America’s inflation continued to slow in September, reaching a fresh three-and-a-half-year low and coming in at a pace that’s similar to what was seen in 2017 and 2018, according to new data released Thursday.
The Consumer Price Index, which measures price changes across commonly purchased goods and services, was 2.4% for the 12 months ended in September, slowing from a 2.5% annual rate in August, according to the latest Bureau of Labor Statistics report.
That’s less of a cooldown than economists were expecting – FactSet consensus estimates were for a 2.3% rise – however, inflation as measured by the CPI is at its slowest rate since February 2021.
On a monthly basis, prices rose 0.2%, in line with the advance in August but faster than economists’ projections of 0.1%.
A jump in food prices combined with ongoing shelter-related price-hikes pushed the overall CPI higher last month, BLS said.
Stripping out food and energy costs, categories that are typically quite volatile, core CPI rose 0.3% in September, bringing the annual rate up to 3.3% after holding firm at 3.2% the past two months.

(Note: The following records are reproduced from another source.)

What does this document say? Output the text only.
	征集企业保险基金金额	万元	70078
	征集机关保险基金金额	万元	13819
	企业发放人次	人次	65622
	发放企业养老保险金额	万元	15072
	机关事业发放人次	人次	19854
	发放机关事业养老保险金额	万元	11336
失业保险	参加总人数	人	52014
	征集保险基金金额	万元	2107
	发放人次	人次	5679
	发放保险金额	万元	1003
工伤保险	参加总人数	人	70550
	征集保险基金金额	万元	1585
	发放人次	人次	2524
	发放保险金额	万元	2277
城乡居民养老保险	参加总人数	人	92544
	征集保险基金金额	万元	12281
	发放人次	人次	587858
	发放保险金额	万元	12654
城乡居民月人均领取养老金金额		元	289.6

The core CPI measurement was expected to be sticky for the month, a reflection of stubbornly high shelter inflation and a handful of temporary lifts in prices for certain categories such as insurance, lodging costs and vehicle prices.
Still, economists say that inflation is headed in the right direction, because the factors that pushed prices higher during the pandemic era have largely faded while demand has slowed to more normal levels.
This story is developing and will be updated.